According to John Hopkins University data, on Monday, the reported American deaths amid COVID-19 surpassed 0.675M, and are increasing at an average of over 1900 deaths daily. In addition, the country is presently experiencing yet a new wave of COVID-19 infections amid the surging highly contagious Delta variant.
NEW: U.S. coronavirus death toll hits 677,000, surpassing the number of Americans who died during the Spanish Flu pandemic
— BNO Newsroom (@BNODesk) September 20, 2021
Almost a century ago, the American population was only one-third of the present population, meaning the flu cut a much bigger, more deadly swath throughout the U.S. But the coronavirus disease crisis is by any measure a massive tragedy in its own right, particularly given the unbelievable advances in scientific understanding since then and the failure to extract the maximum of the jabs available now.

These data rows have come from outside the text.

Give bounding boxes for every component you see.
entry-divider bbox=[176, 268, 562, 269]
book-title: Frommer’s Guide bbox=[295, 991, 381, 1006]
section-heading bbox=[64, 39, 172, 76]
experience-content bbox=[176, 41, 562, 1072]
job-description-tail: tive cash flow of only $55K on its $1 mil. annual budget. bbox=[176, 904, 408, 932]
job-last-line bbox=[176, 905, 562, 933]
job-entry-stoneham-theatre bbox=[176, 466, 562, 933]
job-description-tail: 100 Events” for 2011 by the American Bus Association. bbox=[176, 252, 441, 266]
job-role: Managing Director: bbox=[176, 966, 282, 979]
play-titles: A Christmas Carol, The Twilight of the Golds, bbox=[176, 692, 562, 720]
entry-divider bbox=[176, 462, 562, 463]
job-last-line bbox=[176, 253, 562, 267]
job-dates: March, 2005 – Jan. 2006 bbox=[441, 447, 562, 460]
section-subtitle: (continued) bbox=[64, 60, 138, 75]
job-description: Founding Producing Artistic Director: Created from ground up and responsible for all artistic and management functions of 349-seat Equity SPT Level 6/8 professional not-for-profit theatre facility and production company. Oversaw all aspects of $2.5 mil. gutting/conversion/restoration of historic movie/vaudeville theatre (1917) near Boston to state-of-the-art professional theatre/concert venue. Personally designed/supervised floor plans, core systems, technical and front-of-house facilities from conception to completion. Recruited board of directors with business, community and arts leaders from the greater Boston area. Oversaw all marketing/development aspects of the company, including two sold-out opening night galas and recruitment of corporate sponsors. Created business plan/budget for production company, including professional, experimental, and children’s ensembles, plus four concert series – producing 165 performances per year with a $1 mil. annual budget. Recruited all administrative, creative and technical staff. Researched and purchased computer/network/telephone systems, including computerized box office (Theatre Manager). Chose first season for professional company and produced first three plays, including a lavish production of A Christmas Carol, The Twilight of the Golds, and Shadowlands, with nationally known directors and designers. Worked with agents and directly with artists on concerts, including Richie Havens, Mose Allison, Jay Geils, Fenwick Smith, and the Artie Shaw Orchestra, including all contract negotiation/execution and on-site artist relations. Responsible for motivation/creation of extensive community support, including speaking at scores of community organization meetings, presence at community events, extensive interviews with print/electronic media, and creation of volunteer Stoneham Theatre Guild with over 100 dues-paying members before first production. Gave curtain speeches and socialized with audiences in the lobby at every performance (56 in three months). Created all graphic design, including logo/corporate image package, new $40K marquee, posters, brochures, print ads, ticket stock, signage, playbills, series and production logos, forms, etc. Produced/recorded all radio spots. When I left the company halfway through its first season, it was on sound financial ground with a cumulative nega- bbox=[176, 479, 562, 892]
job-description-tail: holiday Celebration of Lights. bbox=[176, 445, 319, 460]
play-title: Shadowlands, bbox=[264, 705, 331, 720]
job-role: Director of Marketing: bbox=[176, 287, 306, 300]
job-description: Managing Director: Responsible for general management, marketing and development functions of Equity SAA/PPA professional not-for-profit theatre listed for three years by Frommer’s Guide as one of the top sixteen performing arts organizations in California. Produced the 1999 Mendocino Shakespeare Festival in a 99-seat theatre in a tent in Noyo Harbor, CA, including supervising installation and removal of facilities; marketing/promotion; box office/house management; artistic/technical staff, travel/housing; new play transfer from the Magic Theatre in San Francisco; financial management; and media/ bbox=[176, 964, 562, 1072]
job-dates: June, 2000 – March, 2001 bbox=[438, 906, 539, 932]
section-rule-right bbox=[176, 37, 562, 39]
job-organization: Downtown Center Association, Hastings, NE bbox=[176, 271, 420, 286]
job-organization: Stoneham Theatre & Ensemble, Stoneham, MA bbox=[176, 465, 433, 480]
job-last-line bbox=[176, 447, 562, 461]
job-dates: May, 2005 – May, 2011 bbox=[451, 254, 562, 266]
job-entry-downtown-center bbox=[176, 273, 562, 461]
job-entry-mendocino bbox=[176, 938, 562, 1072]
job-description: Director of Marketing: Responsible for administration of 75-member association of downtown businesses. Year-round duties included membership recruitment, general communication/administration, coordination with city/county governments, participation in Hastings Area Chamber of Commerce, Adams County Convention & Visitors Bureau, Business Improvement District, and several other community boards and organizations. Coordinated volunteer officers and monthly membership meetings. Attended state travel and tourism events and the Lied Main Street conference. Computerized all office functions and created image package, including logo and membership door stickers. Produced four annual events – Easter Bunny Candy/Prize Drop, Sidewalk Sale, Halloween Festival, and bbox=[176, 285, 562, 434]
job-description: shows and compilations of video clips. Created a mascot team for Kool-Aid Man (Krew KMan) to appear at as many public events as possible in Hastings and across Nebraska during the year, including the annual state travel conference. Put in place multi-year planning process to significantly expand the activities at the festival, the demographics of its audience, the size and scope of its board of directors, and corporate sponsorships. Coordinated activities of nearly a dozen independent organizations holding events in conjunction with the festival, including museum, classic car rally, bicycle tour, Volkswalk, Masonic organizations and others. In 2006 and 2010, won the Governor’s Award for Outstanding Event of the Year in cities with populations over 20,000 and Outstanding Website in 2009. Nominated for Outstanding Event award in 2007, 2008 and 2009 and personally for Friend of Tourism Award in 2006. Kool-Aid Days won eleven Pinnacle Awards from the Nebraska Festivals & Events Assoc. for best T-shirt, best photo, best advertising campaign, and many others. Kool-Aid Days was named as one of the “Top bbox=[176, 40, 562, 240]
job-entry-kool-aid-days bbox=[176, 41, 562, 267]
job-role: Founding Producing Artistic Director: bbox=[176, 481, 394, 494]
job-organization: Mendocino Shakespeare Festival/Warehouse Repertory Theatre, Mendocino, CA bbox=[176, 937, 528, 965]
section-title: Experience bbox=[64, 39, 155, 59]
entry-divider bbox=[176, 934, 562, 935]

A medical historian Dr. Howard Markel, the distinguished Professor of the History of Medicine at Michigan University, said that big pockets of United States society, and worse, their leaders, have thrown that away.
How Many Americans Died From Spanish Flu?
Like the Great Influenza epidemic, the COVID-19 pandemic might never wholly vanish from our midst. Instead, scientists anticipate it turns into a mild seasonal bug as human immunity bolsters through inoculation and repeated infection. Moreover, Rustom Antia, Emory University biologist, said that they expect it would be like catching a cold, but there is no guarantee.
Unfortunately, for now, the COVID-19 pandemic has America and other parts of the world dynamically in its jaws.
The Great Influenza pandemic killed fifty million people throughout the world at a time when the world population was one-quarter of the current population. World fatalities from coronavirus disease now are over 4.6M. The 1918 influenza pandemic’s United States death toll is a guess, given the incomplete records of the time and the poor scientific knowledge of what caused the illness. The 1918 flu pandemic came in three waves, spring 1918, the fall of 1918, and 1919 Spring killed nearly 675000, according to the U.S. CDC.
Dr. Howard Markel said this is the pandemic he would be studying and teaching to the coming generation of public-health students and doctors. Moreover, statisticians and health experts say that it is vital to consider the population when talking about disasters or outbreaks.
For example, in 1918, the American population was about one-third of today, with about 103M people living in the U.S. just before the 1920s. Now, the U.S. population is nearly 330M. That means the 1918 Spanish flu killed 1 in 150 Americans, compared with one in five hundred who have lost their lives amid COVID.